La jeune fille recula terrifiée. Le comte se redressa et ses traits effacés prirent pour un instant une expression virile, pendant qu’il continuait:

– Je suis prêt, ma fille. Voilà déjà du temps que j’ai fait la paix avec Dieu; je suis préparé à mourir.

– Empoisonné! répéta la princesse dont le cœur défaillait, par qui? dans quel but?

– Tant que je vis, répondit le comte, elle ne peut pas être duchesse de Clare.

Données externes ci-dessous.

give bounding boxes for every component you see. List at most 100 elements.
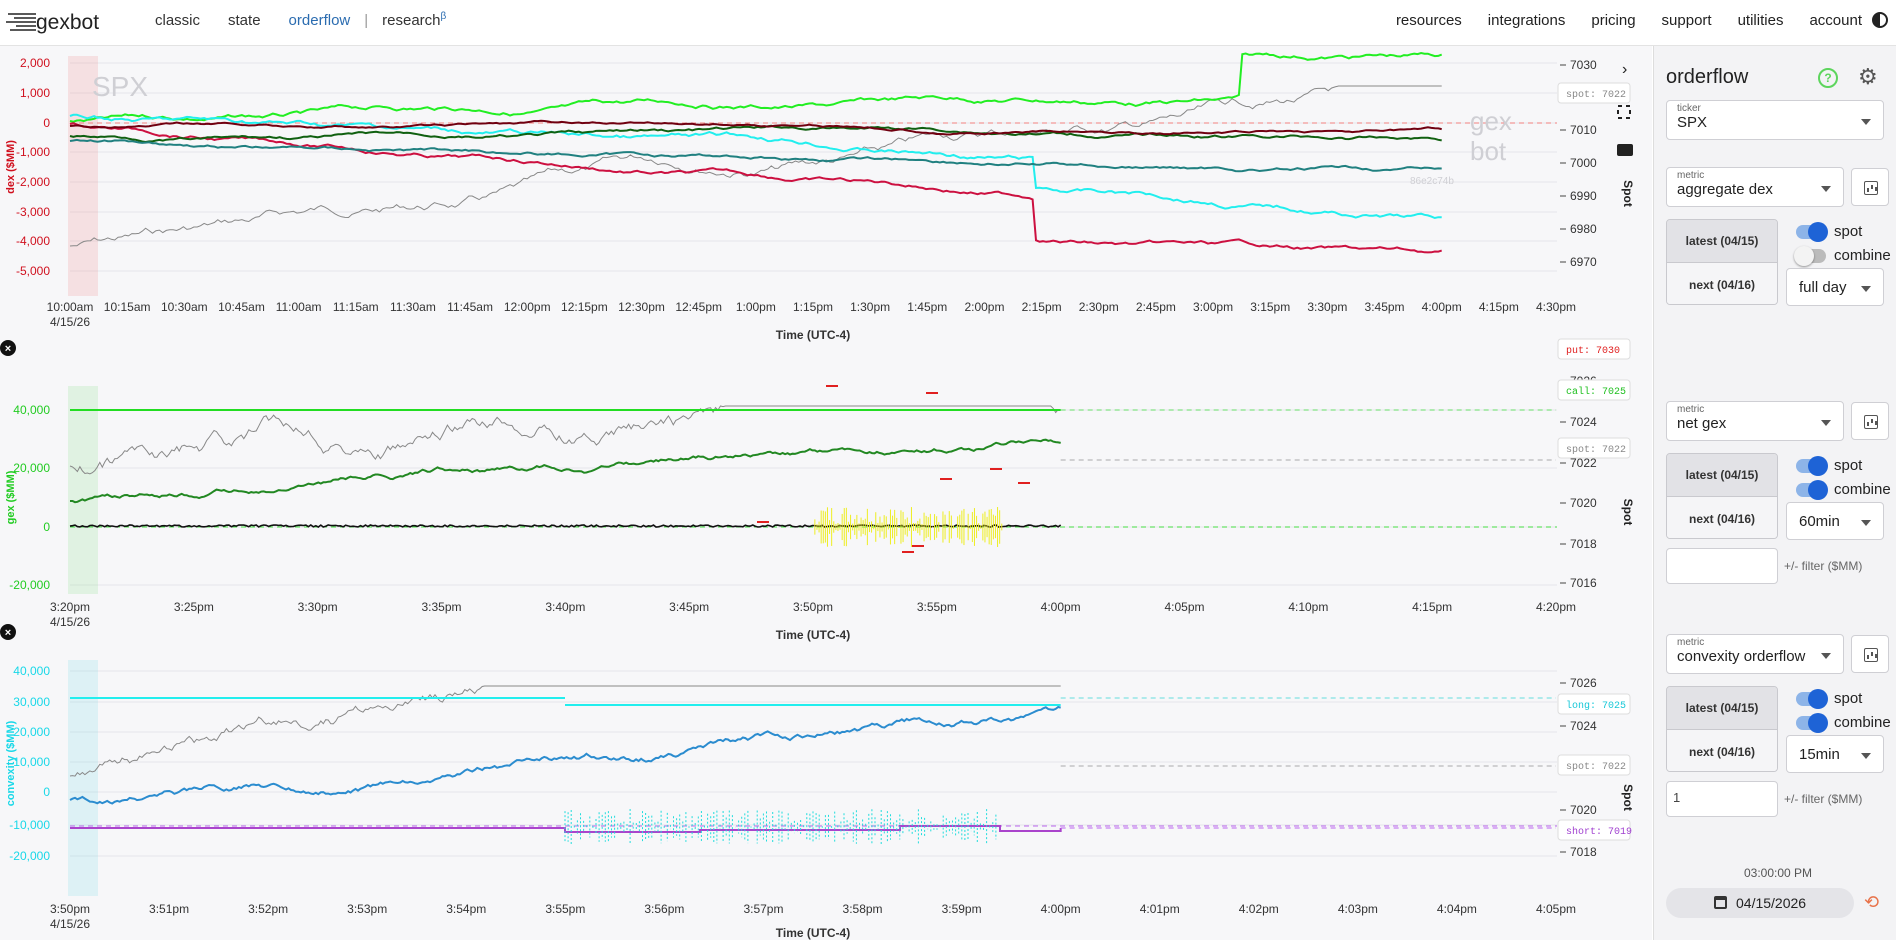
nav-pricing[interactable]: pricing xyxy=(1591,11,1636,29)
x-tick-label: 3:58pm xyxy=(843,902,883,916)
nav-support[interactable]: support xyxy=(1661,11,1712,29)
chart-type-button-0[interactable] xyxy=(1851,168,1889,206)
switch-icon xyxy=(1794,245,1826,266)
spot-toggle-1[interactable]: spot xyxy=(1796,455,1862,476)
control-panel: orderflow ? ⚙ ticker SPX metric aggregat… xyxy=(1653,46,1896,940)
spot-toggle-2[interactable]: spot xyxy=(1796,688,1862,709)
spot-series xyxy=(69,405,1061,475)
x-tick-label: 1:15pm xyxy=(793,300,833,314)
grid xyxy=(70,409,1557,586)
history-icon[interactable]: ⟲ xyxy=(1864,892,1880,912)
date-value: 04/15/2026 xyxy=(1736,895,1807,911)
day-buttons-2: latest (04/15) next (04/16) xyxy=(1666,686,1778,772)
right-axis-label: Spot xyxy=(1621,499,1635,526)
x-tick-label: 2:45pm xyxy=(1136,300,1176,314)
nav-research-label: research xyxy=(382,12,441,29)
gear-icon[interactable]: ⚙ xyxy=(1858,64,1878,89)
level-badge-text: spot: 7022 xyxy=(1566,762,1626,773)
y-tick-label: 10,000 xyxy=(13,755,50,769)
nav-integrations[interactable]: integrations xyxy=(1487,11,1566,29)
y-tick-label: 0 xyxy=(43,785,50,799)
chart-panel-2[interactable]: 40,000 30,000 20,000 10,000 0 -10,000 -20,000 c… xyxy=(0,624,1635,940)
x-tick-label: 2:00pm xyxy=(964,300,1004,314)
theme-toggle-icon[interactable] xyxy=(1872,12,1888,28)
close-chart-button[interactable] xyxy=(0,624,16,640)
filter-label: +/- filter ($MM) xyxy=(1784,792,1863,806)
interval-select-1[interactable]: 60min xyxy=(1786,502,1884,540)
metric-select-2[interactable]: metric convexity orderflow xyxy=(1666,634,1844,674)
watermark-logo: bot xyxy=(1470,136,1507,166)
help-icon[interactable]: ? xyxy=(1818,68,1838,88)
latest-button[interactable]: latest (04/15) xyxy=(1667,454,1777,497)
latest-button[interactable]: latest (04/15) xyxy=(1667,220,1777,263)
next-button[interactable]: next (04/16) xyxy=(1667,497,1777,538)
time-display: 03:00:00 PM xyxy=(1744,866,1813,880)
x-tick-label: 1:45pm xyxy=(907,300,947,314)
y-tick-label: -10,000 xyxy=(9,818,50,832)
date-picker-button[interactable]: 04/15/2026 xyxy=(1666,888,1854,918)
x-tick-label: 3:57pm xyxy=(743,902,783,916)
top-nav: gexbot classic state orderflow | researc… xyxy=(0,0,1896,46)
metric-value: convexity orderflow xyxy=(1677,648,1806,665)
x-axis-label: Time (UTC-4) xyxy=(776,628,850,642)
chevron-down-icon xyxy=(1821,186,1831,192)
interval-value: 15min xyxy=(1799,746,1840,763)
combine-toggle-label: combine xyxy=(1834,714,1891,731)
nav-utilities[interactable]: utilities xyxy=(1737,11,1784,29)
next-button[interactable]: next (04/16) xyxy=(1667,730,1777,771)
charts-canvas[interactable]: 2,000 1,000 0 -1,000 -2,000 -3,000 -4,000 -5,00… xyxy=(0,46,1652,940)
camera-icon[interactable] xyxy=(1617,144,1633,156)
x-tick-label: 11:45am xyxy=(447,300,493,314)
nav-classic[interactable]: classic xyxy=(155,11,201,29)
level-badge xyxy=(1557,693,1631,715)
series-maroon xyxy=(69,119,1442,136)
fullscreen-icon[interactable] xyxy=(1617,105,1631,119)
ticker-label: ticker xyxy=(1677,103,1701,114)
interval-select-0[interactable]: full day xyxy=(1786,268,1884,306)
y-tick-label: 0 xyxy=(43,520,50,534)
combine-toggle-2[interactable]: combine xyxy=(1796,712,1891,733)
filter-input-2[interactable]: 1 xyxy=(1666,781,1778,817)
close-icon: × xyxy=(5,343,11,355)
nav-account[interactable]: account xyxy=(1809,11,1862,29)
x-tick-label: 10:30am xyxy=(161,300,208,314)
chart-panel-0[interactable]: 2,000 1,000 0 -1,000 -2,000 -3,000 -4,000 -5,00… xyxy=(5,51,1635,342)
combine-toggle-1[interactable]: combine xyxy=(1796,479,1891,500)
metric-select-1[interactable]: metric net gex xyxy=(1666,401,1844,441)
y-tick-label: 30,000 xyxy=(13,695,50,709)
x-tick-label: 11:15am xyxy=(333,300,379,314)
nav-resources[interactable]: resources xyxy=(1395,11,1462,29)
metric-select-0[interactable]: metric aggregate dex xyxy=(1666,167,1844,207)
nav-state[interactable]: state xyxy=(228,11,261,29)
next-button[interactable]: next (04/16) xyxy=(1667,263,1777,304)
x-tick-label: 3:53pm xyxy=(347,902,387,916)
nav-research[interactable]: researchβ xyxy=(382,11,446,29)
x-tick-label: 12:15pm xyxy=(561,300,608,314)
chevron-down-icon xyxy=(1861,119,1871,125)
chart-type-button-2[interactable] xyxy=(1851,635,1889,673)
latest-button[interactable]: latest (04/15) xyxy=(1667,687,1777,730)
y-axis-label: gex ($MM) xyxy=(5,470,17,524)
ticker-value: SPX xyxy=(1677,114,1708,131)
y-tick-label: 0 xyxy=(43,116,50,130)
chart-type-button-1[interactable] xyxy=(1851,402,1889,440)
spot-toggle-0[interactable]: spot xyxy=(1796,221,1862,242)
combine-toggle-0[interactable]: combine xyxy=(1794,245,1891,266)
brand-name: gexbot xyxy=(36,11,99,34)
close-chart-button[interactable] xyxy=(0,340,16,356)
interval-select-2[interactable]: 15min xyxy=(1786,735,1884,773)
chevron-right-icon[interactable]: › xyxy=(1622,61,1627,78)
short-level-line xyxy=(70,825,1062,833)
chart-area: 2,000 1,000 0 -1,000 -2,000 -3,000 -4,000 -5,00… xyxy=(0,46,1652,940)
x-tick-label: 3:45pm xyxy=(1365,300,1405,314)
filter-input-1[interactable] xyxy=(1666,548,1778,584)
level-badge xyxy=(1557,437,1631,459)
y-tick-label: 40,000 xyxy=(13,403,50,417)
ticker-select[interactable]: ticker SPX xyxy=(1666,100,1884,140)
gexbot-logo[interactable]: gexbot xyxy=(6,4,136,40)
nav-orderflow[interactable]: orderflow xyxy=(288,11,351,29)
x-tick-label: 4:00pm xyxy=(1041,902,1081,916)
x-tick-label: 4:10pm xyxy=(1288,600,1328,614)
y-axis-label: convexity ($MM) xyxy=(5,720,17,806)
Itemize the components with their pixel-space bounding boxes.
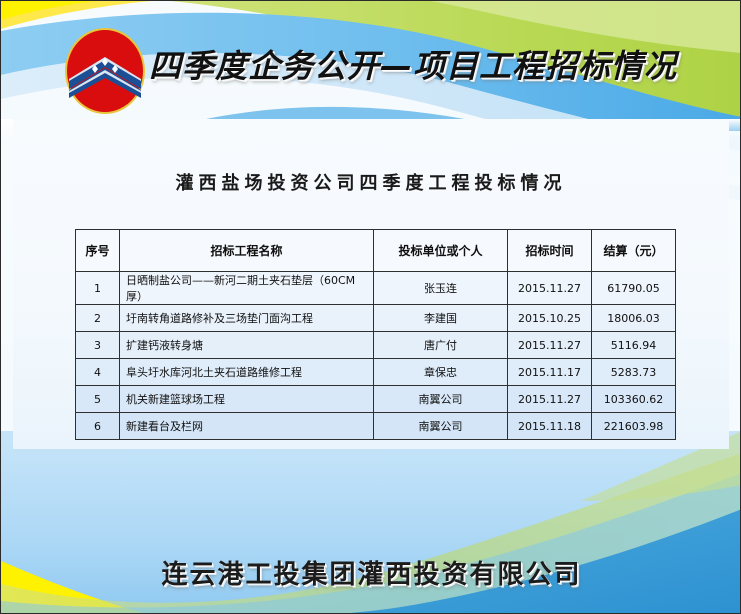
bid-table: 序号 招标工程名称 投标单位或个人 招标时间 结算（元） 1 日晒制盐公司——新…: [75, 229, 676, 440]
footer-company-name: 连云港工投集团灌西投资有限公司: [161, 560, 582, 590]
content-sheet: 灌西盐场投资公司四季度工程投标情况 序号 招标工程名称 投标单位或个人 招标时间…: [13, 119, 729, 449]
company-emblem-icon: [65, 28, 145, 114]
cell-bidder: 张玉连: [373, 271, 508, 305]
cell-date: 2015.11.27: [507, 271, 592, 305]
cell-project: 日晒制盐公司——新河二期土夹石垫层（60CM厚）: [119, 271, 374, 305]
cell-project: 机关新建篮球场工程: [119, 385, 374, 413]
cell-amount: 221603.98: [591, 412, 676, 440]
bid-table-container: 序号 招标工程名称 投标单位或个人 招标时间 结算（元） 1 日晒制盐公司——新…: [75, 229, 676, 440]
table-row: 5 机关新建篮球场工程 南翼公司 2015.11.27 103360.62: [75, 385, 676, 413]
table-row: 3 扩建钙液转身塘 唐广付 2015.11.27 5116.94: [75, 331, 676, 359]
cell-amount: 103360.62: [591, 385, 676, 413]
cell-index: 5: [75, 385, 120, 413]
cell-date: 2015.11.17: [507, 358, 592, 386]
cell-bidder: 南翼公司: [373, 412, 508, 440]
cell-project: 阜头圩水库河北土夹石道路维修工程: [119, 358, 374, 386]
cell-amount: 18006.03: [591, 304, 676, 332]
cell-project: 新建看台及栏网: [119, 412, 374, 440]
column-header-project: 招标工程名称: [119, 229, 374, 272]
bid-table-body: 1 日晒制盐公司——新河二期土夹石垫层（60CM厚） 张玉连 2015.11.2…: [75, 271, 676, 440]
table-row: 4 阜头圩水库河北土夹石道路维修工程 章保忠 2015.11.17 5283.7…: [75, 358, 676, 386]
column-header-index: 序号: [75, 229, 120, 272]
cell-index: 4: [75, 358, 120, 386]
table-row: 6 新建看台及栏网 南翼公司 2015.11.18 221603.98: [75, 412, 676, 440]
cell-index: 2: [75, 304, 120, 332]
cell-index: 3: [75, 331, 120, 359]
cell-amount: 61790.05: [591, 271, 676, 305]
cell-amount: 5116.94: [591, 331, 676, 359]
cell-index: 6: [75, 412, 120, 440]
cell-date: 2015.11.27: [507, 331, 592, 359]
cell-bidder: 南翼公司: [373, 385, 508, 413]
column-header-amount: 结算（元）: [591, 229, 676, 272]
table-row: 1 日晒制盐公司——新河二期土夹石垫层（60CM厚） 张玉连 2015.11.2…: [75, 271, 676, 305]
cell-bidder: 唐广付: [373, 331, 508, 359]
cell-project: 扩建钙液转身塘: [119, 331, 374, 359]
column-header-date: 招标时间: [507, 229, 592, 272]
banner-title: 四季度企务公开—项目工程招标情况: [149, 47, 678, 85]
bid-table-head: 序号 招标工程名称 投标单位或个人 招标时间 结算（元）: [75, 229, 676, 272]
cell-date: 2015.11.18: [507, 412, 592, 440]
cell-project: 圩南转角道路修补及三场垫门面沟工程: [119, 304, 374, 332]
poster-header: 四季度企务公开—项目工程招标情况: [1, 1, 740, 133]
cell-amount: 5283.73: [591, 358, 676, 386]
document-title: 灌西盐场投资公司四季度工程投标情况: [175, 173, 567, 194]
table-row: 2 圩南转角道路修补及三场垫门面沟工程 李建国 2015.10.25 18006…: [75, 304, 676, 332]
table-header-row: 序号 招标工程名称 投标单位或个人 招标时间 结算（元）: [75, 229, 676, 272]
cell-date: 2015.10.25: [507, 304, 592, 332]
cell-date: 2015.11.27: [507, 385, 592, 413]
column-header-bidder: 投标单位或个人: [373, 229, 508, 272]
cell-index: 1: [75, 271, 120, 305]
cell-bidder: 章保忠: [373, 358, 508, 386]
cell-bidder: 李建国: [373, 304, 508, 332]
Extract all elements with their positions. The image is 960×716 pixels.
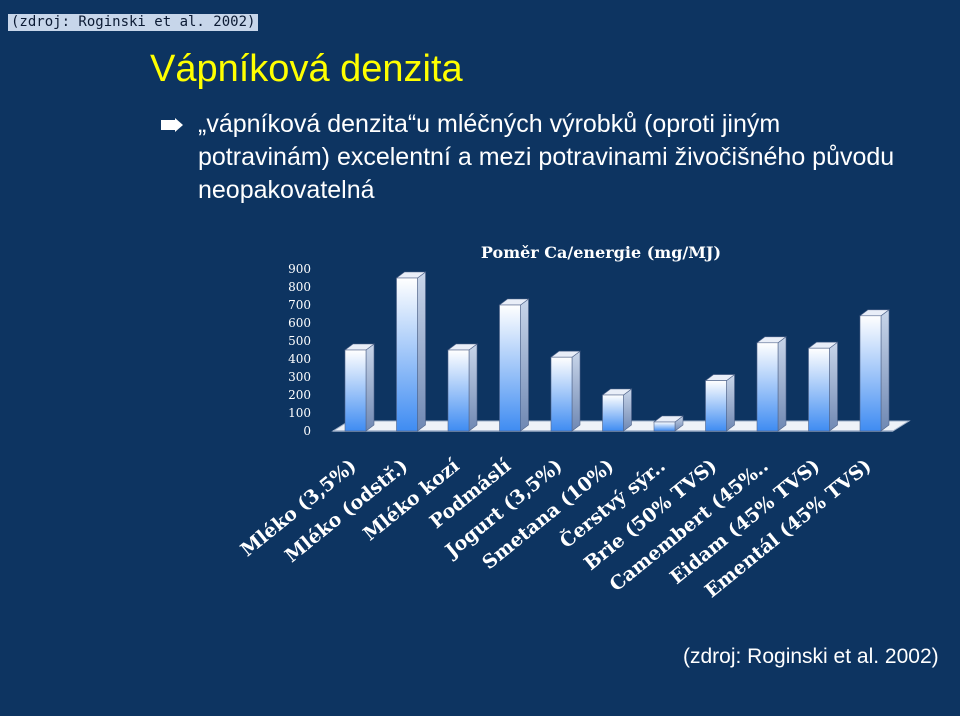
bar-front <box>396 277 418 432</box>
y-tick-label: 200 <box>288 388 311 402</box>
bar-side <box>571 350 581 432</box>
bar-front <box>705 380 727 432</box>
y-tick-label: 0 <box>303 424 311 438</box>
bullet-text: „vápníková denzita“u mléčných výrobků (o… <box>198 110 895 204</box>
bar-front <box>602 394 624 432</box>
bar-front <box>447 349 470 432</box>
y-tick-label: 500 <box>288 334 311 348</box>
bar-side <box>726 374 735 432</box>
bar-side <box>777 336 787 432</box>
y-axis: 900 800 700 600 500 400 300 200 100 0 <box>288 262 311 438</box>
source-citation-bottom: (zdroj: Roginski et al. 2002) <box>683 645 939 668</box>
bar-side <box>829 341 838 432</box>
bar-front <box>808 347 830 432</box>
bar <box>756 336 787 432</box>
bar-front <box>756 342 779 432</box>
bar <box>601 388 633 432</box>
bar <box>550 350 581 432</box>
bar-front <box>344 349 367 432</box>
slide-title: Vápníková denzita <box>150 48 463 90</box>
bar <box>395 271 427 432</box>
bar-front <box>859 315 882 432</box>
arrow-bullet-icon <box>161 118 183 132</box>
bar-side <box>520 298 529 432</box>
bar-side <box>880 309 890 432</box>
bar-front <box>499 304 521 432</box>
x-axis-labels: Mléko (3,5%)Mléko (odstř.)Mléko kozíPodm… <box>237 454 876 602</box>
bar-front <box>550 356 573 432</box>
bar <box>447 343 478 432</box>
y-tick-label: 400 <box>288 352 311 366</box>
y-tick-label: 600 <box>288 316 311 330</box>
chart-title: Poměr Ca/energie (mg/MJ) <box>481 243 721 262</box>
y-tick-label: 300 <box>288 370 311 384</box>
bar <box>704 374 736 432</box>
bar-series <box>344 271 890 432</box>
y-tick-label: 900 <box>288 262 311 276</box>
bar-side <box>623 388 632 432</box>
bar <box>653 415 684 432</box>
bar <box>807 341 839 432</box>
bar <box>859 309 890 432</box>
bar <box>498 298 530 432</box>
bar <box>344 343 375 432</box>
y-tick-label: 700 <box>288 298 311 312</box>
bar-side <box>365 343 375 432</box>
y-tick-label: 100 <box>288 406 311 420</box>
bar-side <box>468 343 478 432</box>
y-tick-label: 800 <box>288 280 311 294</box>
bar-side <box>417 271 426 432</box>
bar-front <box>653 421 676 432</box>
source-citation-top: (zdroj: Roginski et al. 2002) <box>8 14 259 31</box>
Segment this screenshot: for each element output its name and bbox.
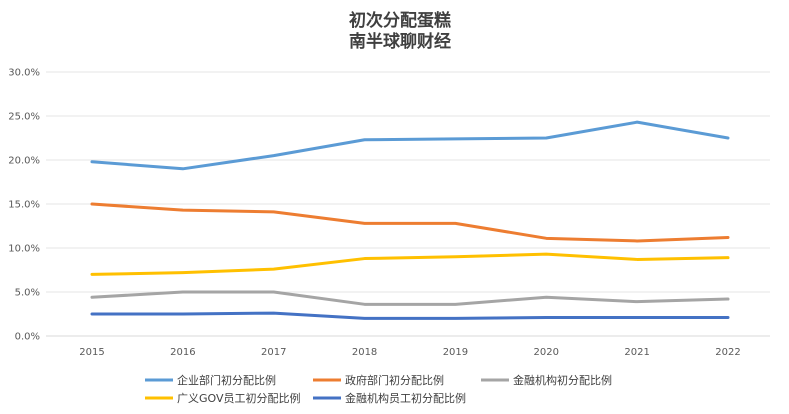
legend-label: 金融机构初分配比例 <box>513 373 612 387</box>
x-tick-label: 2017 <box>261 347 286 358</box>
y-tick-label: 20.0% <box>8 156 40 167</box>
x-tick-label: 2019 <box>443 347 468 358</box>
x-axis: 2015 2016 2017 2018 2019 2020 2021 2022 <box>79 347 740 358</box>
chart-title: 初次分配蛋糕 <box>349 10 451 31</box>
y-tick-label: 25.0% <box>8 112 40 123</box>
x-tick-label: 2015 <box>79 347 104 358</box>
series-lines <box>90 120 730 320</box>
y-tick-label: 15.0% <box>8 200 40 211</box>
series-line-4 <box>90 252 730 276</box>
legend-label: 广义GOV员工初分配比例 <box>177 391 301 405</box>
series-line-1 <box>90 120 730 171</box>
legend-label: 政府部门初分配比例 <box>345 373 444 387</box>
series-line-2 <box>90 202 730 243</box>
y-tick-label: 0.0% <box>15 332 40 343</box>
y-tick-label: 5.0% <box>15 288 40 299</box>
legend-label: 金融机构员工初分配比例 <box>345 391 466 405</box>
x-tick-label: 2020 <box>534 347 559 358</box>
x-tick-label: 2018 <box>352 347 377 358</box>
x-tick-label: 2021 <box>624 347 649 358</box>
y-tick-label: 10.0% <box>8 244 40 255</box>
x-tick-label: 2016 <box>170 347 195 358</box>
y-axis: 0.0% 5.0% 10.0% 15.0% 20.0% 25.0% 30.0% <box>8 68 40 343</box>
x-tick-label: 2022 <box>715 347 740 358</box>
y-tick-label: 30.0% <box>8 68 40 79</box>
series-line-5 <box>90 311 730 320</box>
series-line-3 <box>90 290 730 306</box>
chart-subtitle: 南半球聊财经 <box>349 31 451 52</box>
legend-label: 企业部门初分配比例 <box>177 373 276 387</box>
grid <box>46 71 770 337</box>
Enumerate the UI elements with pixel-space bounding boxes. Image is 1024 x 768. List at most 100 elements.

– Mais il n’y a plus de duc de Clare! s’écria Nita, heureuse d’opposer une impossibilité à ces révélations qui opprimaient sa pensée comme un cauchemar. Bon ami, revenez à vous. Pour qu’elle fût duchesse de Clare, il faudrait un duc de Clare!…

Le comte garda un instant le silence.

Je donnerais la moitié du pauvre sang qui me reste, dit-il d’une voix tranchante et nette, pour que vous aimiez un homme, l’homme dont je parlais, jeune, brave et fort… Écoutez-moi bien, ma fille: moins que personne vous avez le droit d’affirmer qu’il n’y a point de duc de Clare!

Nita rougit et baissa la tête, comme si une lumière soudaine eût éclairé trop brusquement sa plus secrète pensée.

– Et s’il n’y a point de duc de Clare, acheva le comte, peu importe, rien ne résiste à cette femme. À l’heure où je vous parle, elle possède peut-être… elle possède sans doute, comme si elle était Dieu ou le roi, ce qu’il faut pour créer un duc de Clare!

V M. Cœur

Le bon poète abbé Jean Bertaud, qui fut évêque de Séez et premier aumônier de la reine Marie de Médicis, avait fait construire ce pavillon qu’on appelait «la Tour» à cause d’une lanterne octogone qui surmontait sa toiture haute et bien campée. C’était sans doute avant que son talent l’eût conduit à la fortune et aux honneurs. Plus tard, l’hôte admiré du palais que nous nommons aujourd’hui le Luxembourg, avait dédaigné cette modeste retraite.